Put header guards in your file:

Code:
#ifndef DRAWOBJECT_H
#define DRAWOBJECT_H

class DrawObject {
...
};

#endif

If your header file is included across multiple files you can get these errors.

Even after putting it there it didn't fix it...

Weirdly enough there was a hidden reference in the file folder that was supposed to have been removed but wasn't, which apparently contained a function called "DrawObject" that I don't ever remember writing...
 
I'm lost as to why compare isn't returning a 0 if the string entered is the same when reversed, can anyone point out where I'm going wrong?

Code:
#include <iostream>
#include <string>
using namespace std;

void reverse(string, int, string&);

int main()
{
	string input1, input2, returned;
	int length, palindromechecker;

	getline(cin, input1);

	length = input1.length();

	reverse(input1, length, returned);

	cout << returned << endl;

	palindromechecker = input1.compare(returned);

	cout << palindromechecker << endl;

	return 0;

}

void reverse(string input1, int length, string& returned)
{
	for(int i = length; i > -1; i--)
	{
	  returned += input1[i];
	}


}

Seems like you are creating the reverse of the string starting from 1 past the last index in input1. i = length - 1 should fix the issue.
 
Unless I can do a vector of float arrays?

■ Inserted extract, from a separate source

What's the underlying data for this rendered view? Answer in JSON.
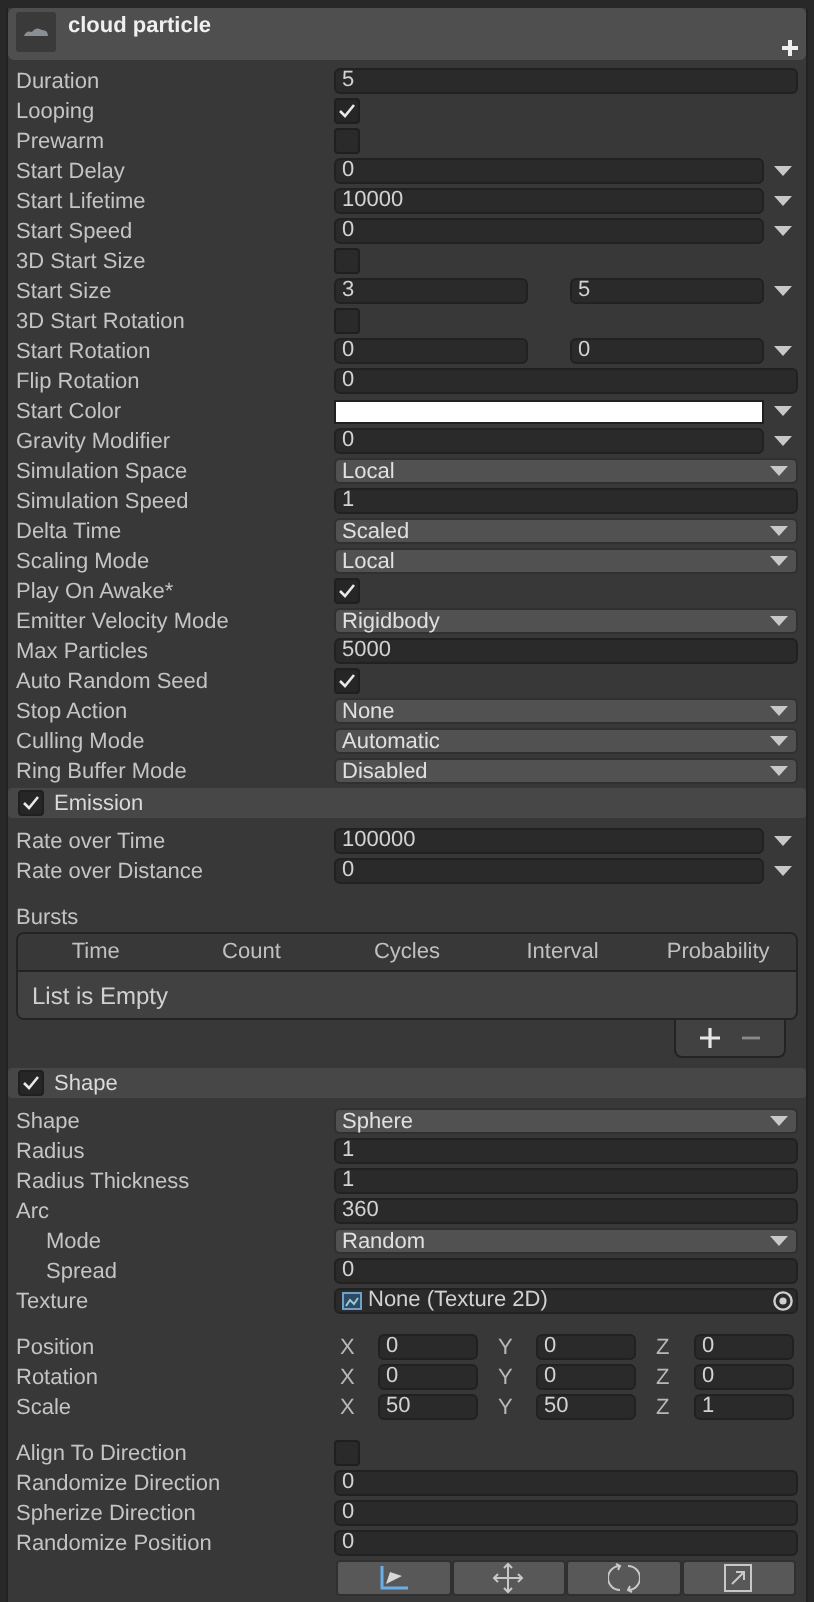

you could have: a vector of vectors of floats, a vector of pointers to a parent class [eg. shape] (which would require casting to if you want to access specific shape functions), vectors of strings if you like..

i've probably been spending too much time in java (damn school) but you could do something in C/C++ that is the equivalent of having a key/value pair hashmap where the value contains the object and the key is a 2D vector of the coordinates. This is assuming no object ever has the same coordinates as another.

Or you could create a custom class container that provides access to a list of objects with automatic sorting if that's required. etc.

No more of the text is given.